Long-term bitcoin trading is pretty much like traditional financial markets, but with rapid price movements. Arbitrageurs exploit differences in the price of the same instrument on different exchanges or in different currencies. Bitcoin exchanges are located worldwide and trade with each other and other foreign exchange markets from time to time. 

Arbitrage traders will try to buy bitcoins from exchanges where they are relatively cheap and sell them at an exchange where they are relatively expensive, taking advantage of the price differential. Arbitrage opportunities in bitcoin trading arise due to imperfect information, market volatility, and the inability of arbitrage traders to take advantage of these available opportunities because they wish to avoid exposing themselves to significant loss if they were wrong about their assessment. 

  1. HODLing Bitcoin:

HODL stands for “Hold on for Dear Life,” and the term has been gaining popularity in the Bitcoin community. HODLing is a bitcoin trading style in which the trader will hold on to their bitcoin until it has appreciated sufficiently to give them a good return on investment (ROI). HODLing sometimes works because of market volatility by buying when there is blood in the streets and then selling when prices become more stable. 

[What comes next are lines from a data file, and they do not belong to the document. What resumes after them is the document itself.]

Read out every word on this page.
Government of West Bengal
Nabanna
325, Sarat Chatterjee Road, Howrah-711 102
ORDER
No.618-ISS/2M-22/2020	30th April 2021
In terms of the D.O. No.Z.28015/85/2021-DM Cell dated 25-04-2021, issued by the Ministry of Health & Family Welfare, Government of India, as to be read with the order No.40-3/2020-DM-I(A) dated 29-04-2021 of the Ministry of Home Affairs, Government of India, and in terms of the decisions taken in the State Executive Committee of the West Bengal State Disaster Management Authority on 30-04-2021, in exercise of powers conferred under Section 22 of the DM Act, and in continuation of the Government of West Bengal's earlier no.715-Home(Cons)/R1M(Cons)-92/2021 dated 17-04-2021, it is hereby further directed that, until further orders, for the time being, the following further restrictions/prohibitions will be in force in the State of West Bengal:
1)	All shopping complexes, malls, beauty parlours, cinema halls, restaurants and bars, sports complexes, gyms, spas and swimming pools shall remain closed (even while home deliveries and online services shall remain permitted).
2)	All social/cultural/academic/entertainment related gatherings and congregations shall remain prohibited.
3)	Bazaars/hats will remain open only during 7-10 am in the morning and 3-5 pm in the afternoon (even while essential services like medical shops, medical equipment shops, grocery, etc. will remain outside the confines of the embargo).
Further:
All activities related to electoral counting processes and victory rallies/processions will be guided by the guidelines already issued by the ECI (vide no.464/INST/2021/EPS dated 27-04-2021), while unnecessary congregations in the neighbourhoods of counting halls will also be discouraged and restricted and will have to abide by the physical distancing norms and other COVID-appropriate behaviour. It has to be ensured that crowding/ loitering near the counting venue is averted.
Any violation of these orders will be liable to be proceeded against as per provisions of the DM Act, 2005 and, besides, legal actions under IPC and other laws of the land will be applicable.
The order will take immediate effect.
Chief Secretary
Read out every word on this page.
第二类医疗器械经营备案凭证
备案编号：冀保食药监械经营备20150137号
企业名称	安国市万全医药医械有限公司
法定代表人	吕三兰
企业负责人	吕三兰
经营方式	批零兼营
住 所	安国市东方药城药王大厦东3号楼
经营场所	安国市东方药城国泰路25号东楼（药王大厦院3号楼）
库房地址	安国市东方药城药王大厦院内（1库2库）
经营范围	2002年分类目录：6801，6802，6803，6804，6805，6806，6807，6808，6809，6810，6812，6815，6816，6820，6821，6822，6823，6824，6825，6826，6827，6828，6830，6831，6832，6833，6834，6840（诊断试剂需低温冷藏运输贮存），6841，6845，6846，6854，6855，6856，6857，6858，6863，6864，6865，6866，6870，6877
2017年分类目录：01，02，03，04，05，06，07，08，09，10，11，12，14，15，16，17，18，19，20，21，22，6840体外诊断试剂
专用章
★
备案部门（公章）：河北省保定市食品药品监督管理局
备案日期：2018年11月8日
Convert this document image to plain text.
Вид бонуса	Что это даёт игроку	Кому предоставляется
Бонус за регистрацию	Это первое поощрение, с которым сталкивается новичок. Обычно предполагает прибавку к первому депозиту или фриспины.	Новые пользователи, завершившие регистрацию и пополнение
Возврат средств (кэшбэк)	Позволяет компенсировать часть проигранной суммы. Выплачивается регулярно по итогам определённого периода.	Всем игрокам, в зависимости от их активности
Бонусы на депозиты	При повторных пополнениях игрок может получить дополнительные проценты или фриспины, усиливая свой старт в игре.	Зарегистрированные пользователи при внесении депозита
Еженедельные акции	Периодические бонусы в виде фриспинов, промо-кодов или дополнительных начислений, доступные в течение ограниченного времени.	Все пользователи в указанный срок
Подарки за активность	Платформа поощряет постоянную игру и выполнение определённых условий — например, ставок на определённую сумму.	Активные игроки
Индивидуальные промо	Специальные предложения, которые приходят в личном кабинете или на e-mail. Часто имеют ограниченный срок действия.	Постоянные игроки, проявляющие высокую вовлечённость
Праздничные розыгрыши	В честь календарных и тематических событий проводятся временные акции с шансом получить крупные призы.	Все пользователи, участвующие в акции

  1. Trading Futures: Short selling:

The futures market is one of the most speculative investment markets to trade bitcoins, but investors can also use it to hedge their risk. Investors using the futures market to trade bitcoins will want to borrow or pay in cash for futures contracts. The futures market is an agreement signed between two parties that exchange goods, assets, or services after a specific date in the future.

The two most popular selected with bitcoin are CBOE and CME, but others such as BitMex have been gaining much traction recently. One good thing about futures contracts is that they close at a predetermined time, which means there are no price gaps during the contract period. However, with other types of bitcoin trading, gas gaps can lead to significant price swings.